Sur l'exécution provisoire
En vertu de l'article 514 du code de procédure civile dans sa version applicable au 1er janvier 2020, les décisions de première instance sont de droit exécutoire à titre provisoire à moins que la loi ou la décision n'en dispose autrement.

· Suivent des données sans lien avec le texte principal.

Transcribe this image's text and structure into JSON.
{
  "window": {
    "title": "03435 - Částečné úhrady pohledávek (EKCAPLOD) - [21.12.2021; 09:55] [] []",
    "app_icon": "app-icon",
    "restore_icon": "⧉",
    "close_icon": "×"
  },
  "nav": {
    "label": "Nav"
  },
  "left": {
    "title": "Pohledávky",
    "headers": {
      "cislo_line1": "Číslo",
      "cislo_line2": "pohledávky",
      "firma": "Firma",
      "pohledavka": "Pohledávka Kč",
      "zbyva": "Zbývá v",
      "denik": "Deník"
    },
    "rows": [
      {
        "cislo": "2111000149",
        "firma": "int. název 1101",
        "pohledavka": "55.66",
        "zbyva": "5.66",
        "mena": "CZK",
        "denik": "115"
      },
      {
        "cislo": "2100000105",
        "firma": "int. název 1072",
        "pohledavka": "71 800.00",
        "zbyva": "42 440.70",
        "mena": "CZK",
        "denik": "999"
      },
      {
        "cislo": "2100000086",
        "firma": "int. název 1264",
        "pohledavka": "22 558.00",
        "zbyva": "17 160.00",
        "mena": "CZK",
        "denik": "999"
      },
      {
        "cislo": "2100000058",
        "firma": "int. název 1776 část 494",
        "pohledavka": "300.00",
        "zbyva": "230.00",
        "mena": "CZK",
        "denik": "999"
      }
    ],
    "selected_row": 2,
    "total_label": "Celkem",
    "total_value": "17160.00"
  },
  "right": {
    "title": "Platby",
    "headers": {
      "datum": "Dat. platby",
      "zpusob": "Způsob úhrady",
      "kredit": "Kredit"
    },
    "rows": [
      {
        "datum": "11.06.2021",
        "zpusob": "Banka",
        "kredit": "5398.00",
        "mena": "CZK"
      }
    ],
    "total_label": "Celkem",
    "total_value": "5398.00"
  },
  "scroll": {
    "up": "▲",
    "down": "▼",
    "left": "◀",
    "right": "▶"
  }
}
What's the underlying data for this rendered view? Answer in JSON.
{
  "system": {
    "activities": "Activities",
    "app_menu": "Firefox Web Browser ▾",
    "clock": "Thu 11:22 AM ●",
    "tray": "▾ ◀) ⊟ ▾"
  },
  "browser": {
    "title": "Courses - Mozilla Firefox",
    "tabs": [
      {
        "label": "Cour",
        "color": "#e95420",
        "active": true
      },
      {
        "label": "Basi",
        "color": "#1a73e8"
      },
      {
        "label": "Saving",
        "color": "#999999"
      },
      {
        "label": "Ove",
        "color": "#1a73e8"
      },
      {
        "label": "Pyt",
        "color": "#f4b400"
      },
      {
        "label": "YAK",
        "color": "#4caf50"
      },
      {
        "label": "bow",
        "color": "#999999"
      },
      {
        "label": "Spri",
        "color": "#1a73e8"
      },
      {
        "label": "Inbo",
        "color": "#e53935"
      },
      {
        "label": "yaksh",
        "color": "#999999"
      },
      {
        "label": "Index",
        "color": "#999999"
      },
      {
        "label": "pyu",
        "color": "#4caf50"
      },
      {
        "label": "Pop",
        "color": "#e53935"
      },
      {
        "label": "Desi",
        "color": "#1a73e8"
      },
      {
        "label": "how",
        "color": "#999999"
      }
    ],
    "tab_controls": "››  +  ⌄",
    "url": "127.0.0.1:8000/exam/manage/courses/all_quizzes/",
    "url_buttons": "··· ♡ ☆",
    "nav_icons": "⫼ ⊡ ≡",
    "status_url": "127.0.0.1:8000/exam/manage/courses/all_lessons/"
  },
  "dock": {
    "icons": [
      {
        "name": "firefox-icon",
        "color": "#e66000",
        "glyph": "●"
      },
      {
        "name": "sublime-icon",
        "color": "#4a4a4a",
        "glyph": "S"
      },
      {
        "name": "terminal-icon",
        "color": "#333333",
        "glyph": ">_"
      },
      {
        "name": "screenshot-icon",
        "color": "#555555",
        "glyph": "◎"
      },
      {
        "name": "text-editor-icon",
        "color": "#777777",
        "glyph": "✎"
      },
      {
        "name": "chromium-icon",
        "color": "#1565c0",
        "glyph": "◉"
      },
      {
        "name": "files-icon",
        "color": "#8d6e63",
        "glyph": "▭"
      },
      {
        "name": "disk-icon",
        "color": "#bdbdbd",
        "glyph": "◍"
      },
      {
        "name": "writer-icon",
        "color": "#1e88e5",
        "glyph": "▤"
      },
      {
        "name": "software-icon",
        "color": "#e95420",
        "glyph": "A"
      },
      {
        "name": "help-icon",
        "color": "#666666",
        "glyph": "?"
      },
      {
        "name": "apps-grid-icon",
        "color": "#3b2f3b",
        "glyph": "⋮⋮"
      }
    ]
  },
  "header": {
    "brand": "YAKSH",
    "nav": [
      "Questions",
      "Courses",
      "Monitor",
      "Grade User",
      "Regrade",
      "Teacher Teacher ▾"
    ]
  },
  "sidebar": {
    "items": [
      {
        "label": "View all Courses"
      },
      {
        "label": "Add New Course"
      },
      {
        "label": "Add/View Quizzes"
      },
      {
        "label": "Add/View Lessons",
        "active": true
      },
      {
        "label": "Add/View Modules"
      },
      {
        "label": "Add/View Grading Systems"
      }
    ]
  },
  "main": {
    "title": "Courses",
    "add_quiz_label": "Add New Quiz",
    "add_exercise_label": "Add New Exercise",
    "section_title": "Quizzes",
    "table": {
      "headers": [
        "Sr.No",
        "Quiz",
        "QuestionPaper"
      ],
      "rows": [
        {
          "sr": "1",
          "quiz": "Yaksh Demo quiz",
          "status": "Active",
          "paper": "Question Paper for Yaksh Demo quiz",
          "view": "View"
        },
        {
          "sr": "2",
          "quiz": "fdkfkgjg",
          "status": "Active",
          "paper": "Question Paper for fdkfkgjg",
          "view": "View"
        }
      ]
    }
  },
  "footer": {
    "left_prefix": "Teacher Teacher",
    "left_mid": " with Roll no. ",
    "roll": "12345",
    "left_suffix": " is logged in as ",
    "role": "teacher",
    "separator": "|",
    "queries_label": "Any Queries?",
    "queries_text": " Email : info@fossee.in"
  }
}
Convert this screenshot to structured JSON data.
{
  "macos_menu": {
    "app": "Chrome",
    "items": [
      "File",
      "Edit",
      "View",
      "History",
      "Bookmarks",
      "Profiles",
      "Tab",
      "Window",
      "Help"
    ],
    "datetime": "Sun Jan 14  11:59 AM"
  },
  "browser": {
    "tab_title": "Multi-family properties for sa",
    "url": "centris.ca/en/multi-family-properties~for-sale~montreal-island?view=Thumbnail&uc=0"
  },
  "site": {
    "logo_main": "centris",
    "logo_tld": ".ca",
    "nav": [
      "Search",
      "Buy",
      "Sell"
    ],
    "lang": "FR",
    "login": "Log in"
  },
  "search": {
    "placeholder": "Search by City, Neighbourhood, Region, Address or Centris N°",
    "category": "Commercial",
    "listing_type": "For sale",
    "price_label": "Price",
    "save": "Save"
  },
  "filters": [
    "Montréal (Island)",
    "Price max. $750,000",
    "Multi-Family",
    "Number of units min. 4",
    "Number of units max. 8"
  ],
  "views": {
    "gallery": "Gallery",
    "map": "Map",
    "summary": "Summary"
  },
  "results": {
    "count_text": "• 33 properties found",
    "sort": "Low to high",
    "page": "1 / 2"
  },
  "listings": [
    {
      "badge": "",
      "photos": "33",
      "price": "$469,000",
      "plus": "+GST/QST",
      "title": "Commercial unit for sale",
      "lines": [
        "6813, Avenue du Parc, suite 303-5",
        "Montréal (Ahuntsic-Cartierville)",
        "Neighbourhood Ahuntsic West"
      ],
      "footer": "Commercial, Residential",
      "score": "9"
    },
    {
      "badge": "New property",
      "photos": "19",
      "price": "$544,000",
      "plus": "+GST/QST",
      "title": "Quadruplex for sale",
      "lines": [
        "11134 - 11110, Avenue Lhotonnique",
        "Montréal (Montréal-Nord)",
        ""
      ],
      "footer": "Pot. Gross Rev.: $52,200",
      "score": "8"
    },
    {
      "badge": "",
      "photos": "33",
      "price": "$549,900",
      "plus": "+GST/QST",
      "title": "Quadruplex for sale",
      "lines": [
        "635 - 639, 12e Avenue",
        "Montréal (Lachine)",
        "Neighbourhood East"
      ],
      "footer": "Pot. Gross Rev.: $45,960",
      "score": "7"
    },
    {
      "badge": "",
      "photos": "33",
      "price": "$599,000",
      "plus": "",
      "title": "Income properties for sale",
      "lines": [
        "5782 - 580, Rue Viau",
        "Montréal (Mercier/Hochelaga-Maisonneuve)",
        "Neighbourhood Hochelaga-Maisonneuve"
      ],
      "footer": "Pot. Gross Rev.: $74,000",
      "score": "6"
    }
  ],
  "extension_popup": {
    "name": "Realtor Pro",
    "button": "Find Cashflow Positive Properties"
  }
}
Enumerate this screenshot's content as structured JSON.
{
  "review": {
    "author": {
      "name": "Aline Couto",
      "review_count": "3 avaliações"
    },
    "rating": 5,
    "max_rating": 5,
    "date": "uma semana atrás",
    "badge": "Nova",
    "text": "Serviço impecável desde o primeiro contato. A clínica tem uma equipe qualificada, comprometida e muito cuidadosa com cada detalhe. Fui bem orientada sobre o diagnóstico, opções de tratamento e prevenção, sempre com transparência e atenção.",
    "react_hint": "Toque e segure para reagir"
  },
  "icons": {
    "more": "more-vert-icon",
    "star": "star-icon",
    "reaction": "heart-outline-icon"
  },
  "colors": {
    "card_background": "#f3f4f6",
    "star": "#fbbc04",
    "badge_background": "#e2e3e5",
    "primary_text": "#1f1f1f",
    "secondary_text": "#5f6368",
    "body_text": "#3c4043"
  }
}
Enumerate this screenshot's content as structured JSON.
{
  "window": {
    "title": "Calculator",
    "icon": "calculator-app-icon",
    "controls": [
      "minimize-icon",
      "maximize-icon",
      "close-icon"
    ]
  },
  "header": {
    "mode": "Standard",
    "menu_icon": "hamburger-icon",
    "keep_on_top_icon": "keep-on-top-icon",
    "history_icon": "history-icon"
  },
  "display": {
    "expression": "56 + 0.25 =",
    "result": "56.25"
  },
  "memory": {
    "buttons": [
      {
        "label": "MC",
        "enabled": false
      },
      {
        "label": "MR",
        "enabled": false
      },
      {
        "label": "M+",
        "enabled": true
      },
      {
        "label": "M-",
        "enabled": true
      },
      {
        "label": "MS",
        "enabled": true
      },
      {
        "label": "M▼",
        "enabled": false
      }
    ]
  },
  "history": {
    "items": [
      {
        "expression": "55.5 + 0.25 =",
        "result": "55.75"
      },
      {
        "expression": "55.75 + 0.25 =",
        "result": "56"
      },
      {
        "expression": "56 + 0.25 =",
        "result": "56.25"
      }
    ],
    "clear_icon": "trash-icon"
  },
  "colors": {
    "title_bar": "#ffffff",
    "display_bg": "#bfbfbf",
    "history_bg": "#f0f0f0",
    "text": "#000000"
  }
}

Il y a lieu de constater l'exécution provisoire de la présente décision.
PAR CES MOTIFS
Le tribunal statuant publiquement, contradictoirement, en premier ressort :
DÉCLARE INOPPOSABLE au CREDIT IMMOBILIER DE FRANCE DEVELOPPEMENT l'acte d'apport du 22 décembre 2015 par lequel Monsieur [A] et Madame [A] ont apporté à la société civile immobilière JUMA, leur bien immobilier à [Adresse 4], en l'espèce une maison à usage d'habitation cadastrée Section CA n°[Cadastre 7] Lieudit [Adresse 4], formant le lot numéro TRENTE (30) du lotissement dénommé « [Adresse 13] » ;
DÉCLARE INOPPOSABLE au CREDIT IMMOBILIER DE FRANCE DEVELOPPEMENT l'acte de donation en pleine propriété des parts sociales au bénéfice de Madame [T] [L] [A], née le [Date naissance 2] 1996 à [Localité 15] et de Madame [I] [Z] [A], née le [Date naissance 2] 1196 à [Localité 15], reçu par Maître [E] [Y] le 22 décembre 2015 ;
DEBOUTE les parties du surplus de leurs demandes;
DIT n'y avoir lieu à condamnation au titre de l'article 700 du code de procédure civile,
CONDAMNE in solidum Monsieur [J] [A], Madame [R] [A] née [B], Madame [T] [A], Madame [I] [A] et la société civile immobilière JUMA aux dépens de l'instance,
CONSTATE que le présent jugement est exécutoire de droit à titre provisoire.